Auf der Grundlage des Abgusses der Schädelknochen rekonstruierte Wilkinson das Gesicht - und sie hofft, dass sie dabei dank eines speziellen Computerprogrammes bis zu 70 Prozent richtig liegt. Den Rest musste Aitkens Kreativität beisteuern. Und wo die beiden Spezialisten sich nicht sicher waren, orientierten sie sich an Haußmanns Bach-Porträt.

Ob dabei tatsächlich zu hundert Prozent das Gesicht des Thomaskantors herausgekommen ist, kann leider niemand garantieren. Denn gewisse Unsicherheiten bestehen nicht nur bezüglich des Haußmann-Porträts.

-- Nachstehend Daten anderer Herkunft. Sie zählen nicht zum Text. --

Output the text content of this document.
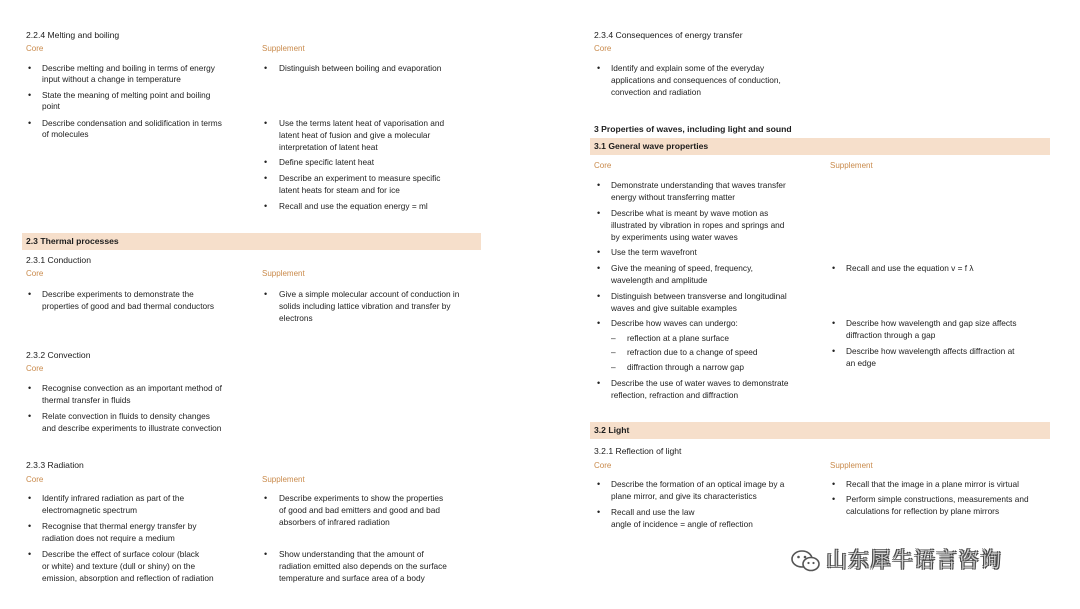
2.2.4 Melting and boiling
Core	Supplement
• Describe melting and boiling in terms of energy
input without a change in temperature
• State the meaning of melting point and boiling
point
• Describe condensation and solidification in terms
of molecules
• Distinguish between boiling and evaporation
• Use the terms latent heat of vaporisation and
latent heat of fusion and give a molecular
interpretation of latent heat
• Define specific latent heat
• Describe an experiment to measure specific
latent heats for steam and for ice
• Recall and use the equation energy = ml
2.3 Thermal processes
2.3.1 Conduction
Core	Supplement
• Describe experiments to demonstrate the
properties of good and bad thermal conductors
• Give a simple molecular account of conduction in
solids including lattice vibration and transfer by
electrons
2.3.2 Convection
Core
• Recognise convection as an important method of
thermal transfer in fluids
• Relate convection in fluids to density changes
and describe experiments to illustrate convection
2.3.3 Radiation
Core	Supplement
• Identify infrared radiation as part of the
electromagnetic spectrum
• Recognise that thermal energy transfer by
radiation does not require a medium
• Describe the effect of surface colour (black
or white) and texture (dull or shiny) on the
emission, absorption and reflection of radiation
• Describe experiments to show the properties
of good and bad emitters and good and bad
absorbers of infrared radiation
• Show understanding that the amount of
radiation emitted also depends on the surface
temperature and surface area of a body
2.3.4 Consequences of energy transfer
Core
• Identify and explain some of the everyday
applications and consequences of conduction,
convection and radiation
3 Properties of waves, including light and sound
3.1 General wave properties
Core	Supplement
• Demonstrate understanding that waves transfer
energy without transferring matter
• Describe what is meant by wave motion as
illustrated by vibration in ropes and springs and
by experiments using water waves
• Use the term wavefront
• Give the meaning of speed, frequency,
wavelength and amplitude
• Distinguish between transverse and longitudinal
waves and give suitable examples
• Describe how waves can undergo:
– reflection at a plane surface
– refraction due to a change of speed
– diffraction through a narrow gap
• Describe the use of water waves to demonstrate
reflection, refraction and diffraction
• Recall and use the equation v = f λ
• Describe how wavelength and gap size affects
diffraction through a gap
• Describe how wavelength affects diffraction at
an edge
3.2 Light
3.2.1 Reflection of light
Core	Supplement
• Describe the formation of an optical image by a
plane mirror, and give its characteristics
• Recall and use the law
angle of incidence = angle of reflection
• Recall that the image in a plane mirror is virtual
• Perform simple constructions, measurements and
calculations for reflection by plane mirrors
山东犀牛语言咨询
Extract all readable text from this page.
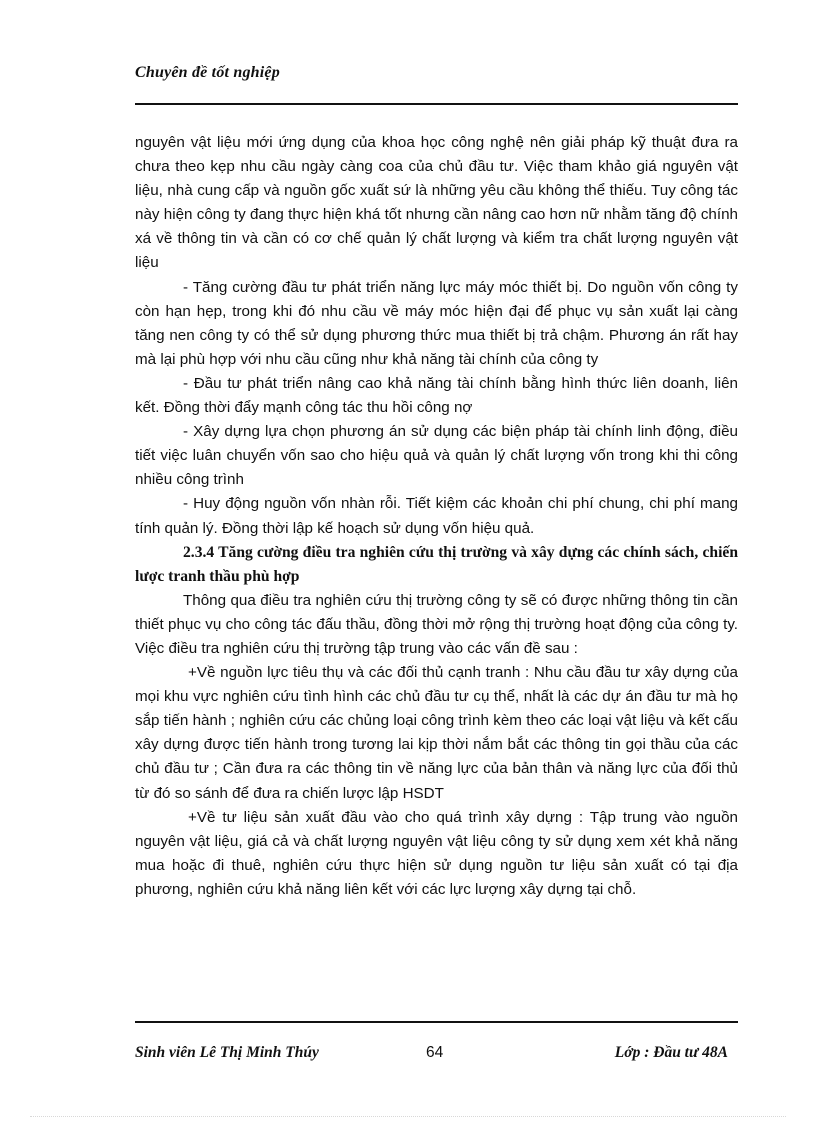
Chuyên đề tốt nghiệp

nguyên vật liệu mới ứng dụng của khoa học công nghệ nên giải pháp kỹ thuật đưa ra chưa theo kẹp nhu cầu ngày càng coa của chủ đầu tư. Việc tham khảo giá nguyên vật liệu, nhà cung cấp và nguồn gốc xuất sứ là những yêu cầu không thể thiếu. Tuy công tác này hiện công ty đang thực hiện khá tốt nhưng cần nâng cao hơn nữ nhằm tăng độ chính xá về thông tin và cần có cơ chế quản lý chất lượng và kiểm tra chất lượng nguyên vật liệu

- Tăng cường đầu tư phát triển năng lực máy móc thiết bị. Do nguồn vốn công ty còn hạn hẹp, trong khi đó nhu cầu về máy móc hiện đại để phục vụ sản xuất lại càng tăng nen công ty có thể sử dụng phương thức mua thiết bị trả chậm. Phương án rất hay mà lại phù hợp với nhu cầu cũng như khả năng tài chính của công ty

- Đầu tư phát triển nâng cao khả năng tài chính bằng hình thức liên doanh, liên kết. Đồng thời đẩy mạnh công tác thu hồi công nợ

- Xây dựng lựa chọn phương án sử dụng các biện pháp tài chính linh động, điều tiết việc luân chuyển vốn sao cho hiệu quả và quản lý chất lượng vốn trong khi thi công nhiều công trình

- Huy động nguồn vốn nhàn rỗi. Tiết kiệm các khoản chi phí chung, chi phí mang tính quản lý. Đồng thời lập kế hoạch sử dụng vốn hiệu quả.

2.3.4 Tăng cường điều tra nghiên cứu thị trường và xây dựng các chính sách, chiến lược tranh thầu phù hợp

Thông qua điều tra nghiên cứu thị trường công ty sẽ có được những thông tin cần thiết phục vụ cho công tác đấu thầu, đồng thời mở rộng thị trường hoạt động của công ty. Việc điều tra nghiên cứu thị trường tập trung vào các vấn đề sau :

+Về nguồn lực tiêu thụ và các đối thủ cạnh tranh : Nhu cầu đầu tư xây dựng của mọi khu vực nghiên cứu tình hình các chủ đầu tư cụ thể, nhất là các dự án đầu tư mà họ sắp tiến hành ; nghiên cứu các chủng loại công trình kèm theo các loại vật liệu và kết cấu xây dựng được tiến hành trong tương lai kịp thời nắm bắt các thông tin gọi thầu của các chủ đầu tư ; Cần đưa ra các thông tin về năng lực của bản thân và năng lực của đối thủ từ đó so sánh để đưa ra chiến lược lập HSDT

+Về tư liệu sản xuất đầu vào cho quá trình xây dựng : Tập trung vào nguồn nguyên vật liệu, giá cả và chất lượng nguyên vật liệu công ty sử dụng xem xét khả năng mua hoặc đi thuê, nghiên cứu thực hiện sử dụng nguồn tư liệu sản xuất có tại địa phương, nghiên cứu khả năng liên kết với các lực lượng xây dựng tại chỗ.

Sinh viên Lê Thị Minh Thúy	64	Lớp : Đầu tư 48A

Auch ob es sich bei den Bach zugeordneten Knochen tatsächlich um die Gebeine des Musikers handelte, ist nicht zweifelsfrei geklärt.

Bach wurde am 31. Juli 1750 auf dem Johanniskirchhof vor den Toren Leipzigs begraben - leider ohne Grabstein. Erst 1894 wurde ein Sarg ausgegraben, der einer Reihe von Indizien zufolge die letzte Ruhestätte Bachs gewesen ist. Anatom His verglich den Schädel mit dem Haußmann-Porträt und stellte fest, dass Knochen und Physiognomie auf dem Bild gut übereinstimmten.

Wilkinson dagegen passte am Computer einzelne Gesichtsmuskeln so an den eingescannten Schädel an, wie sie es sonst macht, um den Opfern von Verbrechen oder Kriegen ein Gesicht zu geben. Herausgekommen ist ein großer, robuster Schädel mit einem Unterbiss und einem linken Auge, das etwas tiefer liegt als das rechte. Welche Farbe sie hatten, ist unklar.

Zu Bachs Geburtstag am 21. März wird eine nach den neuen Erkenntnissen gefertigte Wachsbüste des Barockmusikers im Bachhaus Eisenach ausgestellt.